The problem with multi level marketing schemes (MLMs)

I appreciate this has the potential to piss a lot of people off but this is a post I’ve been dilly dallying with for over a year now and I’m sick of it in my drafts when I’ve already spent so much time on it so it needs to be released into the wild. Multi level marking schemes (MLMs) have been around for decades, with Tupperware being the real trail blazers but quickly followed by Avon and now even the Body Shop do it too. But they’re often lickened to pyramid or Ponzi schemes, which are illegal.

So if pyramid schemes are illegal and MLMs aren’t, how are they different? Well, MLMs differentiate themselves by saying they’re selling a product, rather than a pyramid scheme, which uses investors money to pay other investors and so on and so forth. MLMs say that because they exchange goods for money they’re not a pyramid scheme, yet the main way that most sales people in MLMs make real money is not selling the product but the bonuses they receive from recruiting new members to their team. And the people with no one beneath them barely make any money at all whereas the people with lots of people beneath them make a lot more, almost like a pyramid. Got a headache yet? I know I have.

Simply put, in an MLM over half of all the money goes to the top 1% in the scheme and over 80% of people in the scheme have no one beneath them therefore aren’t earning any money, other than from sales. But it’s virtually impossible to make money on selling alone and almost every single MLM requires some kind of investment from you, usually around the £60-£70 for a starter kit. Whoever it is who has recruited you gets commission on that which begs the question, who’s the real customer here?

MLMs don’t seem to have a genuine customer base, it’s not like you can just log on to a website to get a face cream that some girl who was a dick to you in high school is trying to sell you on Facebook. You have to go through her. And she’ll have had to buy that cream up front. Plus some of her commission will go to whoever recruited her. Which makes me wonder, if the face cream is so good, why doesn’t the company just sell it direct to the ‘customer’ and cut out the middle men and women.

Could it be (and lean in closely to hear this) that the product isn’t actually the primary way the people at the top of the pyramid company makes money?!

Younique boast about 1.2 million sales rep and you’re told you can earn up to £5000 a month, you reckon all 1.2million are making £5000 a month? I’m not sure even Amazon turns over profits like that to pay their staff that much.

Full disclosure; I sold Avon myself for a short time in my 20s, and I made a couple hundred pounds profit over the Christmas period, but having to buy all your own brochures, packing bags and the like, meant outside of peak present buy season, I earned next to nothing, and it didn’t last long. I’ve even used some MLM products in the past and helped from friends promote them like Younique mascara and Jamberry nails wraps. It’s not the products themselves I have too much of an issue with, some of the products are actually decent quality.

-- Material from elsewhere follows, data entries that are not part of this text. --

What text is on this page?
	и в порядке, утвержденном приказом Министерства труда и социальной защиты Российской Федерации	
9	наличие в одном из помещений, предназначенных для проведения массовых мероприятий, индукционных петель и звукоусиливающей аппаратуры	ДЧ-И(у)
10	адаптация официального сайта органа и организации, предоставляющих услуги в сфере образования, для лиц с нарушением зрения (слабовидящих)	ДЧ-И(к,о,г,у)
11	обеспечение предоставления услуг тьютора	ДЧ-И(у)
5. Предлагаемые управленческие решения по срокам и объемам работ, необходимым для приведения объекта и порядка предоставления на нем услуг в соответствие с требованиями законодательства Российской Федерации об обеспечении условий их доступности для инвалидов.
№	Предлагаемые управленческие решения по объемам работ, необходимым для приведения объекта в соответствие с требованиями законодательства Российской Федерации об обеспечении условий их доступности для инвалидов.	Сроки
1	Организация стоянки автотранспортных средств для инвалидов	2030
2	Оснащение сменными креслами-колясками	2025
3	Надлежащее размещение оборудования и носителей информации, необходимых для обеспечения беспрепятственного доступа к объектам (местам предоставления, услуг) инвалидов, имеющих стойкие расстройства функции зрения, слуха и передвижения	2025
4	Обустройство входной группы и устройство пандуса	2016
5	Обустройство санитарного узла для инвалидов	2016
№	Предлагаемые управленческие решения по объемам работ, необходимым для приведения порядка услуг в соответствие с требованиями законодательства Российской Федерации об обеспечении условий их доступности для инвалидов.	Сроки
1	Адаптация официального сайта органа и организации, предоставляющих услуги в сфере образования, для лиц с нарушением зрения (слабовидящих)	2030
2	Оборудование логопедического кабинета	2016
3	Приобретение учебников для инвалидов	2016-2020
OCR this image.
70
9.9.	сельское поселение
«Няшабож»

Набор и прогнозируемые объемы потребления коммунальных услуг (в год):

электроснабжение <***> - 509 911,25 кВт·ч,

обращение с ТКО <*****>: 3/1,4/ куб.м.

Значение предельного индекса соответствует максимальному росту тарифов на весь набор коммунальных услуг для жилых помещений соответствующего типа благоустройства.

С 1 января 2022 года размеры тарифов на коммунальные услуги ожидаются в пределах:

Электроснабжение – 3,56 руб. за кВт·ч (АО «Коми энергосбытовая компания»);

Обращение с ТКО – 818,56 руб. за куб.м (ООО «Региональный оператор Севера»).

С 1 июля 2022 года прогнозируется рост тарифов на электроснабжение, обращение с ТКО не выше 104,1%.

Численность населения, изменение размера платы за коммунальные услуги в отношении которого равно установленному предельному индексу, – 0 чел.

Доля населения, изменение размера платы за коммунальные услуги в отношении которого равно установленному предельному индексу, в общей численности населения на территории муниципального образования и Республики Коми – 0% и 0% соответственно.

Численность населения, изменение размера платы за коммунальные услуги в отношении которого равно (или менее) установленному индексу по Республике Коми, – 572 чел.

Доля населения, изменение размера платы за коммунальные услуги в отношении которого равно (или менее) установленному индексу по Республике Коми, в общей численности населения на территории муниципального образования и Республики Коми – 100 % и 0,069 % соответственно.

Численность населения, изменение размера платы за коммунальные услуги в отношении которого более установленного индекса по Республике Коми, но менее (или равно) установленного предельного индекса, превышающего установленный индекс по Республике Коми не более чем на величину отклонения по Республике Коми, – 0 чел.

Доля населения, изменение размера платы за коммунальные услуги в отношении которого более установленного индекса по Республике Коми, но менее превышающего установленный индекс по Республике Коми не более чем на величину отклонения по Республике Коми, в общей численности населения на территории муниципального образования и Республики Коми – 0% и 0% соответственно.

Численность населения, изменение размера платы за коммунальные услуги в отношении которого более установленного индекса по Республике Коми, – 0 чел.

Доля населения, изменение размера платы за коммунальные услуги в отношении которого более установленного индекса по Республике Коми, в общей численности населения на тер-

For me, it’s the aggressive, cutthroat way in which people try and recruit you to their teams that I really hate. You can spot them a mile off on Instagram; ‘hey hun, I’ve followed you for ages now…’ – no you haven’t, you literally started following me yesterday. ‘You seem like the idea boss babe who is ready to take control of their own future, can I tell you about a business opportunity..’ First of all, vomit at ‘boss babe’ or ‘SHE-EO’ or something similar. Secondly, it’s not a business opportunity. Usually I just ask straight out whether it’s an MLM where one of two things will happen. They either don’t message back again, or they get argumentative and accuse me of being closed minded, and spot out figures of how much I could earn working for them. If the latter, I then ask them straight out how much they learned in the last month. Then they block me.

Now that’s probably me being a little bit antagonistic, I could just ignore them completely. I’m lucky, I have a good job and a successful side hustle. I already am a ‘boss babe’. But they prey on people who may not be in the same position as me by offering ‘financial freedom’. Which would be appealing to someone who is a single parent or has responsibilities which mean they can’t commit to a 9 to 5 at the moment. What these recruiters will inevitably end up doing though is encourage you to distance yourself from friends and even family who are ‘negative influences’ or don’t support your ‘business’.

To put that into context: one person I know who I think sells FM, but also some make up stuff too was bragging recently about making £138 in two weeks selling mascara. That works out at about £1.80 an hour based on a 37.5 hour working week. National minimum wage in the UK is £9.18 an hour and companies are telling people that this is a lucrative way of making a living? You’d earn more on a zero hours contract at Wetherspoons (and there you get free food when you’re on shift!)

Look, if you want to earn a little bit of extra money on the side selling wax melts, or make up, or knock off fragrances because you like the products yourself and selling them on to your family and friends gets you a nice little kickback, that’s cool. I’m not knocking that at all, just, when someone starts talking to you about quitting your full time job and telling you you’ll be driving a white lambo in Mykonos in a years time run a mile. In the opposite direction and perhaps focus on more realistic goals like getting the air con fixed on your Kia Picanto. Or maybe that’s just me!